O ódio, pelo contrário, fortalece-a. Pertinaz, forra-lhe as emoções, nunca a entrega. E a odiar, as mulheres são melhores que os homens. Como diz Françoise Giroud, elas podem ser duras e frias como pedras, com arame farpado no coração. Constança sabe, sente-o crescer no seu peito, como se fosse uma planta, tomando conta de todo o seu imaginário, de todos os seus sentimentos, de todos os seus pensamentos: o arame farpado. No seu coração palpitante e incandescente.
Conturbado, turvo. O ódio centrado. Quase visto, quase tocado. Tocado. Henrique H. matou-se um ano depois da prisão de Constança. Cortou os pulsos dentro do banho. Foram os filhos, quando chegaram do colégio, que deram com ele na banheira, a cabeça inclinada, encostada a nuca no rebordo de mármore cor-de-rosa pálido. Parecia dormir. As pestanas pretas e grandes sombreando os olhos verde-musgo, apenas entreabertos. A boca fechada num ricto duro.
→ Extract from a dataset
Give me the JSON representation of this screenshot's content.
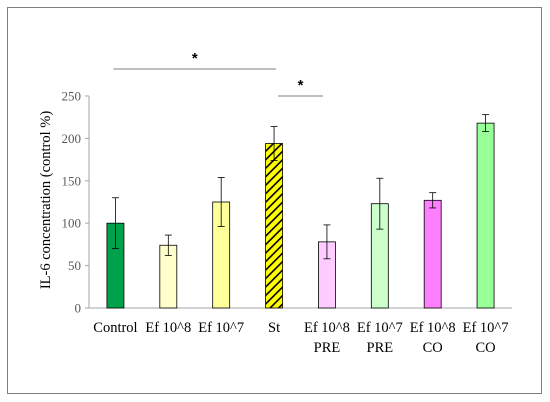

E toda aquela água de um vermelho diluído â escorrer para o chão de azulejos pretos até à alcatifa do corredor, que começava a ficar empapada ao pé da porta onde eles permaneciam muito quietos e mudos a olharem o pai morto na banheira, um dos pulsos aberto pendente sobre o lençol turco caído no chão e o outro pulso debaixo de água, como que a descansar em cima do peito. A ferida do pulso que caía para fora da banheira fez-lhes lembrar a do pescoço de Adele, os bordos abertos um pouco afastados, o sangue a coagular já, num simulacro grosseiro de uma cicatriz. O ruído da água que continuava a correr, fumegante, submergindo quase o corpo imóvel do pai, recordou-lhes igualmente o barulho molhado das ondas, quando eles começaram a correr para casa depois de o imenso grito ter varado as areias geladas da manhã para ir perder-se, estrangulado, de súbito, numa espécie de soluço, num gorgolhar rasgado. Só que desta vez nenhum deles se atrevia a fazer o primeiro gesto de fuga. A pele de Henrique H., mantinha um tom vivo, róseo, devido à temperatura da água que o cobria.
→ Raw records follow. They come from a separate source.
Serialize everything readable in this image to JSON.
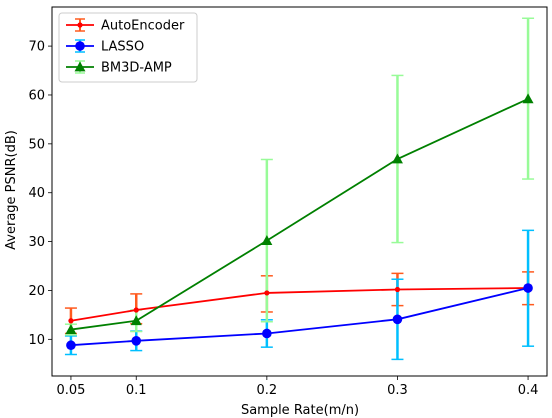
{
  "chart_data": {
    "type": "line",
    "xlabel": "Sample Rate(m/n)",
    "ylabel": "Average PSNR(dB)",
    "x": [
      0.05,
      0.1,
      0.2,
      0.3,
      0.4
    ],
    "x_tick_labels": [
      "0.05",
      "0.1",
      "0.2",
      "0.3",
      "0.4"
    ],
    "ylim": [
      2.5,
      78
    ],
    "yticks": [
      10,
      20,
      30,
      40,
      50,
      60,
      70
    ],
    "grid": false,
    "legend_position": "upper-left",
    "series": [
      {
        "name": "AutoEncoder",
        "color": "#ff0000",
        "error_color": "#ff5a1e",
        "marker": "dot",
        "values": [
          13.8,
          16.0,
          19.5,
          20.2,
          20.5
        ],
        "error_lower": [
          11.2,
          13.2,
          15.6,
          16.9,
          17.1
        ],
        "error_upper": [
          16.4,
          19.3,
          23.0,
          23.5,
          23.8
        ]
      },
      {
        "name": "LASSO",
        "color": "#0000ff",
        "error_color": "#00bfff",
        "marker": "circle",
        "values": [
          8.8,
          9.7,
          11.2,
          14.1,
          20.5
        ],
        "error_lower": [
          6.9,
          7.7,
          8.4,
          5.9,
          8.6
        ],
        "error_upper": [
          10.7,
          11.7,
          14.0,
          22.3,
          32.3
        ]
      },
      {
        "name": "BM3D-AMP",
        "color": "#008000",
        "error_color": "#98fb98",
        "marker": "triangle",
        "values": [
          12.0,
          13.8,
          30.2,
          46.9,
          59.2
        ],
        "error_lower": [
          10.9,
          11.6,
          13.6,
          29.8,
          42.8
        ],
        "error_upper": [
          13.1,
          16.0,
          46.8,
          64.0,
          75.7
        ]
      }
    ]
  }
}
O mar. Sempre ao fundo da paisagem. A marcar o horizonte. Sonhava que corria sozinha na praia de areia molhada. Nunca sonhava com os filhos. Ela não sabia que tinha filhos. Não se lembrava? O teu corpo, a febre acesa da tua língua, meu amor! ... a partir do clítoris De bruços De borco... o teu pénis As mãos subindo, trepando pelo avesso do corpo Constança H. Como se tacteasse na escuridão de uma gruta húmida; na penumbra encoberta de um confessionário; na cela nua de uma prisão de mulheres; na enfermaria de um hospital psiquiátrico». In Maria Teresa Horta, A Paixão segundo Constança H., 1994, Bertrand Editora, Lisboa, 2010, ISBN 978-972-252-242-7.